The data is no longer batched, but the a fore mentioned index area is established for the data area (composed of multiple data blocks) of each field, and the starting data block of each segment and the position in the block are recorded in the index area. When adding records, all index areas will be filled and double-increased synchronously to ensure consistency. The number of records (actually the number of field values) corresponding to all the index blocks in the index area is the same. In this way, it can also ensure that the segment with the same serial number of different fields will always correspond to the field values of the same records. Good segmentation effect can be obtained without a large amount of data.

The columnar storage file of SPL is called the composite table, which implements the above data storing, minmax index and double increment segmentation mechanism.

A B C
1 =file(“data.ctx”) =file(“date.btx”)
2 =A1.create(…) =A2.append(B1.cursor@b())
3 =A1.open()
4 =A3.cursor(…;;4:10) =A3.cursor(…;;5:10) =A3.cursor(…;23:100)
5 =A4.fetch(1) =B4.fetch(100) =C4.fetch()

Unlike bin files, a composite table needs to be created before appending data (A2 creates, B2 appends data). When creating a composite table, we need to first specify the data structure (part… in A2), which is somewhat similar to the need to CREATE TABLE for tables in the database. A4, B4 and C4 generate the cursors of different segments. Note that one more semicolon should be written. When creating a composite table, columnar storage will be used by default. When reading, specify the field names to be used in the parameters (… in A4, B4, C4), so as to take advantage of columnar storage to reduce the amount of reading.

The encoding method of structured data is generally not very compact (even if the optimization method mentioned in the previous section is used), so there is often some room for compression. After the data is compressed, the space occupation of the hard disk can be reduced, so as to reduce the reading time, but decompression will increase the amount of CPU computing and consume more computing time. The compression effect is also related to the algorithm used. Algorithms with high compression rate usually occupy more CPU time during decompression. Therefore, whether to compress or not is not a definite choice. It can only be determined according to the actual situation or even after certain tests.

Columnar storage is more conducive to data compression than row-based storage. In structured data, the data type of the same field is generally the same, and even the values are very close in some cases. The data blocks composed of such a batch of data usually have a good compression rate.

Columnar storage and compression are used by default when creating a composite table. SPL provides options for the user to choose row-based storage or no compression.

When column storage is adopted, if a field in the data table is orderly, it means that the field values of adjacent records are more likely to be the same. In this way, only the number of duplicates and one value can be stored instead of storing the same value many times, and the saved space is considerable.

In order to use this scheme, we can sort the data in advance and then store it in the file. However, a data table can only have one sort scheme. When it is ordered by field A, it cannot be ordered by field B at the same time. Which field should be preferred in sorting?

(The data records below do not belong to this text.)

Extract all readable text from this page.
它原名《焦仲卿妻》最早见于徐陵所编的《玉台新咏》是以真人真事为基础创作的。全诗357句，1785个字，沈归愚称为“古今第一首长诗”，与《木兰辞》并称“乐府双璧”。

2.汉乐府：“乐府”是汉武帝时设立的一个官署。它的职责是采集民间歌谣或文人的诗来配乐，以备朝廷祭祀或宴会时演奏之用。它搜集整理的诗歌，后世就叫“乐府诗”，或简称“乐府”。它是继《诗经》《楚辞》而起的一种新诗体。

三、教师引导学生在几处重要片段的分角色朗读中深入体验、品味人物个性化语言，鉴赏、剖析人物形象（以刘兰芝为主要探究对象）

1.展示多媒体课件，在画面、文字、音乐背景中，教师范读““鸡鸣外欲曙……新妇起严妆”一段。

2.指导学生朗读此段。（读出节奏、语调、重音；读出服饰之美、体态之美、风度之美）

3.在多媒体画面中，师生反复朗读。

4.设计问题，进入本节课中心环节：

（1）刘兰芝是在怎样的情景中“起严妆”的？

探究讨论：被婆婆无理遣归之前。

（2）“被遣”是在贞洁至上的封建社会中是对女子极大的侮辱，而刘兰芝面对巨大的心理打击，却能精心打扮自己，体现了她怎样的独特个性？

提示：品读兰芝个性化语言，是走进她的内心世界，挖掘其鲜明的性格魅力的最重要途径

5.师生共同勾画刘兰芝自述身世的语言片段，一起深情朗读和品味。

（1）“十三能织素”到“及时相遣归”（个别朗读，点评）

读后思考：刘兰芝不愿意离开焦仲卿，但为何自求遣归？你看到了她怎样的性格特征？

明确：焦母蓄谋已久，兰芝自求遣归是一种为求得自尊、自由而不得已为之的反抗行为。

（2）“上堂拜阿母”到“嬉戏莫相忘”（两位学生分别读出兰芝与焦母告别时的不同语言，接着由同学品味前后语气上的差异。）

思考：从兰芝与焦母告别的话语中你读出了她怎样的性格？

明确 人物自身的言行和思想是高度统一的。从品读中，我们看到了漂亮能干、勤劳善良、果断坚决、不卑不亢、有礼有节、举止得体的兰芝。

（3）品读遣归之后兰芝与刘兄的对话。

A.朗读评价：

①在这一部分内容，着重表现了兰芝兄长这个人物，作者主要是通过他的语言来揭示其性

If we do not need to consider other factors, we can generally choose the field with more repetition to be listed first. To be precise, if T.id(A).len()is less than T.id(B).len(), then sort by A first and then by B, the space occupied is usually less.

When the ordered data is appended to the columnar storage composite table, SPL will automatically execute the above scheme, only record the value once and number of repetitions, without user intervention.